Audit committee

The committee’s main role and responsibilities are to assist the board in fulfilling its responsibilities regarding:

  • the integrity of SABMiller’s interim and full year financial statements and reporting, including the appropriateness and consistent application of accounting policies, the adequacy of related disclosures, and compliance with relevant statutory and listing requirements;
  • risk management and internal controls, related compliance activities and reporting, and the effectiveness of the internal audit function and whistleblowing arrangements; and
  • the scope, resources, performance and effectiveness of the external auditors, including monitoring their independence and objectivity.

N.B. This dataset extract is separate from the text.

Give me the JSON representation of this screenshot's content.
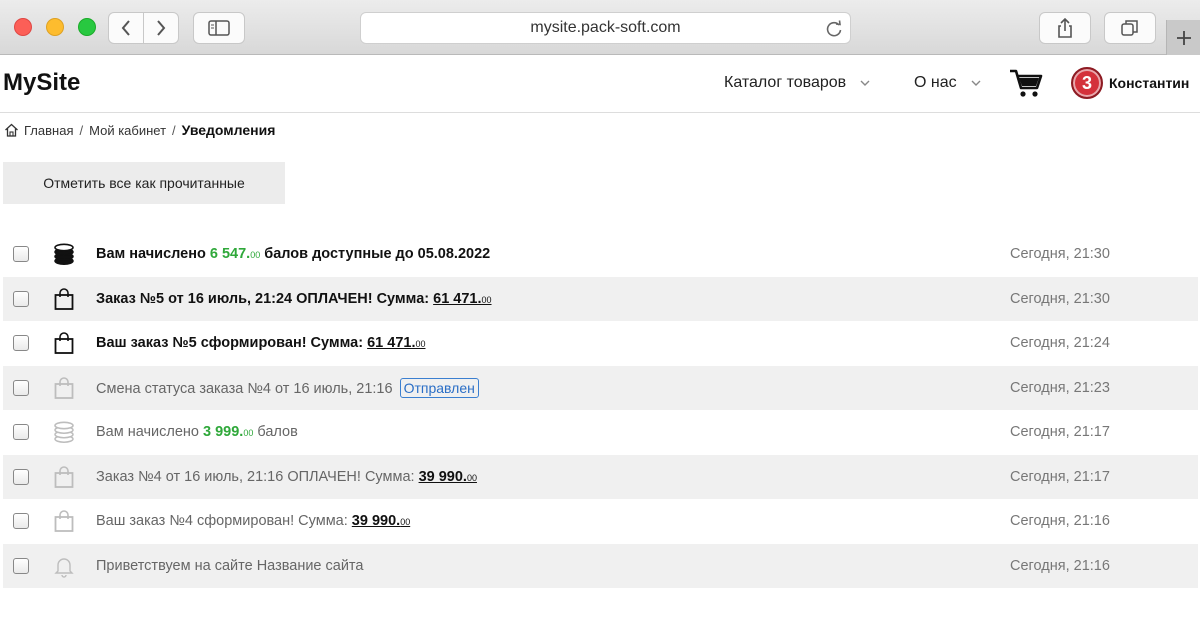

View the Audit Committee Report here.

Remuneration committee

In accordance with its terms of reference, the committee determines the basis on which the executive directors and the members of the executive committee are to be paid and the amount of their remuneration. In addition, the committee has oversight of the remuneration strategy for the group as a whole, monitoring the level and structure of remuneration for senior management, and approving all awards under the company’s share incentive arrangements. When determining executive pay, the committee considers the specific performance measures for each incentive plan, as well as overall business performance and shareholder returns, paying particular regard to environmental, social and governance issues, to ensure that the incentive arrangements do not inadvertently motivate or reward inappropriate outcomes or excessive risk. In such circumstances the committee has the discretion to adjust, forfeit and clawback annual bonus payments and share awards.

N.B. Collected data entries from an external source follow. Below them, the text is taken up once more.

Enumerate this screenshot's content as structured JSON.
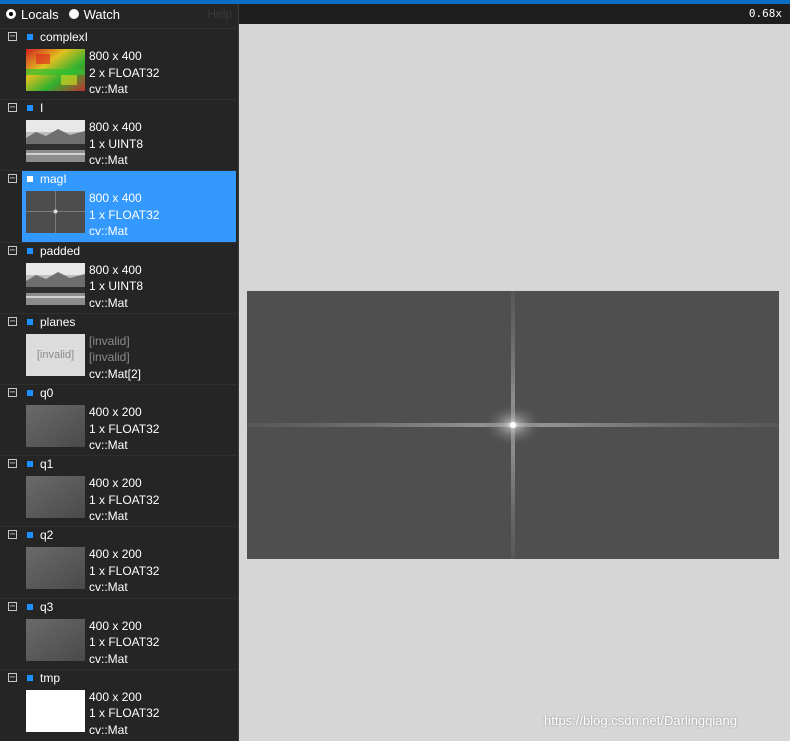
{
  "header": {
    "modes": [
      {
        "label": "Locals",
        "selected": true
      },
      {
        "label": "Watch",
        "selected": false
      }
    ],
    "help": "Help",
    "zoom": "0.68x"
  },
  "variables": [
    {
      "name": "complexI",
      "dims": "800 x 400",
      "type": "2 x FLOAT32",
      "cls": "cv::Mat",
      "thumb": "colorful"
    },
    {
      "name": "I",
      "dims": "800 x 400",
      "type": "1 x UINT8",
      "cls": "cv::Mat",
      "thumb": "landscape"
    },
    {
      "name": "magI",
      "dims": "800 x 400",
      "type": "1 x FLOAT32",
      "cls": "cv::Mat",
      "thumb": "spectrum",
      "selected": true
    },
    {
      "name": "padded",
      "dims": "800 x 400",
      "type": "1 x UINT8",
      "cls": "cv::Mat",
      "thumb": "landscape"
    },
    {
      "name": "planes",
      "dims": "[invalid]",
      "type": "[invalid]",
      "cls": "cv::Mat[2]",
      "thumb": "invalid",
      "thumb_label": "[invalid]"
    },
    {
      "name": "q0",
      "dims": "400 x 200",
      "type": "1 x FLOAT32",
      "cls": "cv::Mat",
      "thumb": "gray"
    },
    {
      "name": "q1",
      "dims": "400 x 200",
      "type": "1 x FLOAT32",
      "cls": "cv::Mat",
      "thumb": "gray"
    },
    {
      "name": "q2",
      "dims": "400 x 200",
      "type": "1 x FLOAT32",
      "cls": "cv::Mat",
      "thumb": "gray"
    },
    {
      "name": "q3",
      "dims": "400 x 200",
      "type": "1 x FLOAT32",
      "cls": "cv::Mat",
      "thumb": "gray"
    },
    {
      "name": "tmp",
      "dims": "400 x 200",
      "type": "1 x FLOAT32",
      "cls": "cv::Mat",
      "thumb": "white"
    }
  ],
  "watermark": "https://blog.csdn.net/Darlingqiang"
}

The committee consists entirely of independent directors.

View the Remuneration Committee Report here

Corporate accountability and risk assurance committee (CARAC)

The committee’s objective is to assist the board in the discharge of its responsibilities in relation to the corporate accountability, including sustainable development, corporate social responsibility and corporate social investment. More details of the committee’s activities are in the sustainable development summary report.

See the Sustainable development section for more about CARAC’s activities.

Nomination committee

The nomination committee considers the composition of the board and its committees, and the retirement, appointment and replacement of directors, and makes appropriate recommendations to the board.

Where non-executive vacancies arise, the committee may use external consultants to identify suitable candidates for the board to consider.

View the Nomination Committee Report here

Disclosure committee

The function of the disclosure committee, in accordance with our inside information policy, is to meet as and when required to ensure compliance with the company’s obligations to disclose inside information under the UK’s Disclosure and Transparency Rules and the Listing Rules, as guided by the General Counsel and by the Group Company Secretary. It also aims to ensure that the routes of communication between executive committee members, the disclosure committee, the Group Company Secretary’s office and investor relations are clear, and can enable any decision regarding potential inside information to be escalated rapidly to the disclosure committee, key advisers and the board.

Executive committee (excom)

The board delegates responsibility for proposing and implementing the group’s strategy and for managing the group to the Chief Executive, Alan Clark, who is supported by excom, which he chairs. Excom members are appointed by Alan Clark, after consultation with the board. The other members of excom are the Chief Financial Officer, regional managing directors and directors of key group functions (legal and corporate affairs, marketing, integrated supply, and human resources). Excom’s purpose is to support the Chief Executive in carrying out the duties delegated to him by the board and, in that context, it executes the strategy and budget approved by the board and, through the Chief Executive and the Chief Financial Officer, reports on these matters to the board.

The excom also ensures that effective internal controls are in place and functioning, and that there is an effective risk management process in operation throughout the group. The audit committee reviews the risk management processes put in place by excom and the board reviews the group’s significant risks, following excom’s review of those risks.